Aber Achtung, lieber Forchtel, hüte dich vor all den Speichelleckern, die dich erst umschwänzeln, um dich danach genüsslich zu Fall zu bringen! In Wien sind die Neider und Scheelsüchtigen stets zur Stelle, sobald ein Genie ihr eigenes kleines Licht in den Schatten stellt. Schon höre ich von verschiedenen Seiten missgünstige Kommentare.
Für fünf Minuten Handakrobatik stecke der Forchtel fünfhundert Euro ein.
Na und? Was büßt ihr Reichen und Satten denn dadurch von eurem Wohlleben ein? Wie viel gewinnt ihr anderseits durch die vulkanische Energie des Mannes, wenn sie von seinen Händen auf euch herabströmt? Das Volk jedenfalls ist bereits abgöttisch in den Rosenheimer verliebt, denn nach neun Reichen, die ihren wohlbemessenen Tribut entrichten, lädt er jeweils einen Armen kostenlos zu sich ein, um ihn von seinen Leiden zu heilen. Dieser Mann hat nicht nur zwei heilbringende Hände, sondern dazu noch ein weites, mitleidendes Herz.
So einen Mann braucht Wien, so einen Mann brauchen wir in unserer Mitte! Vergesst nicht, dass schon seit Tagen von merkwürdigen Todesfällen am Gürtel gemunkelt wird. Wenn etwas dran ist, worüber ich mir vorerst noch kein Urteil erlauben möchte, dann ist Cornelius Forchtel noch am ehesten jener Mann, der uns mit seiner aufrechten Gesinnung und seinen Händen vor Unheil bewahren wird...

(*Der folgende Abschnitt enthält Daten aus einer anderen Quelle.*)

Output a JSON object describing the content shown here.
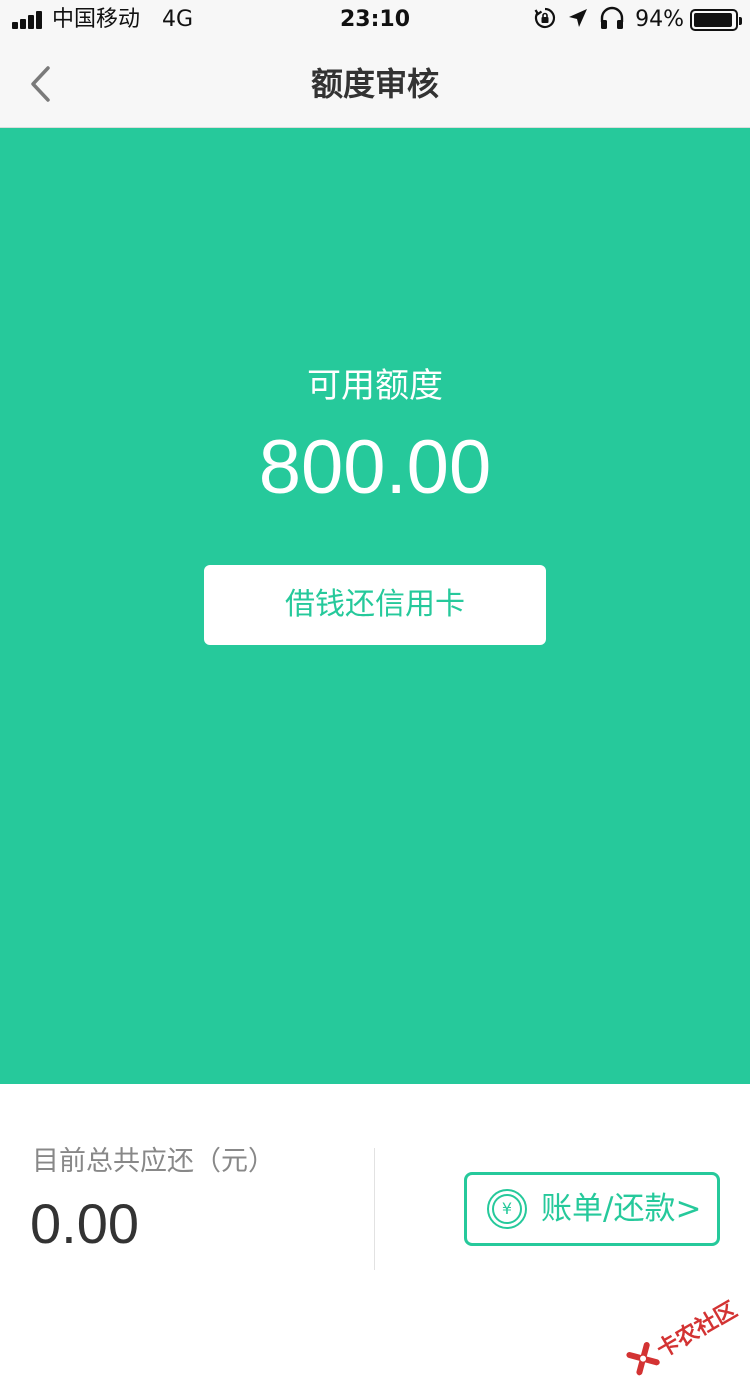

Eine so überschwängliche Panegyrik aus der Feder von Brohh - ich staune. Auf mich wirkt der Handaufleger bisher nur ernüchternd. Was ist dieser Mann denn anderes als einer der vielen hochstapelnden Quacksalber und Scharlatane, die seit einiger Zeit ganz Europa heimsuchen? Ich weiß, die Wiener sind wie alle geborenen Theatermenschen leicht zu begeistern. Sobald ein begabter Schauspieler unter ihnen erscheint, wird die Vernunft ausgeschaltet, sie sind einfach hingerissen. Ich sehe darin eine gewisse Unfähigkeit, zwischen Sein und Schein zu unterscheiden. Außerdem versetzt es mir einen Stich, wenn ich daran denke, dass auch Elli eine der Wartenden in der Schlange vor dem Hotel am Ring, dem Hotel Imperial, sein könnte.
Sorry, stand in ihrem SMS, der Handaufleger ist im letzten Moment dazwischengekommen.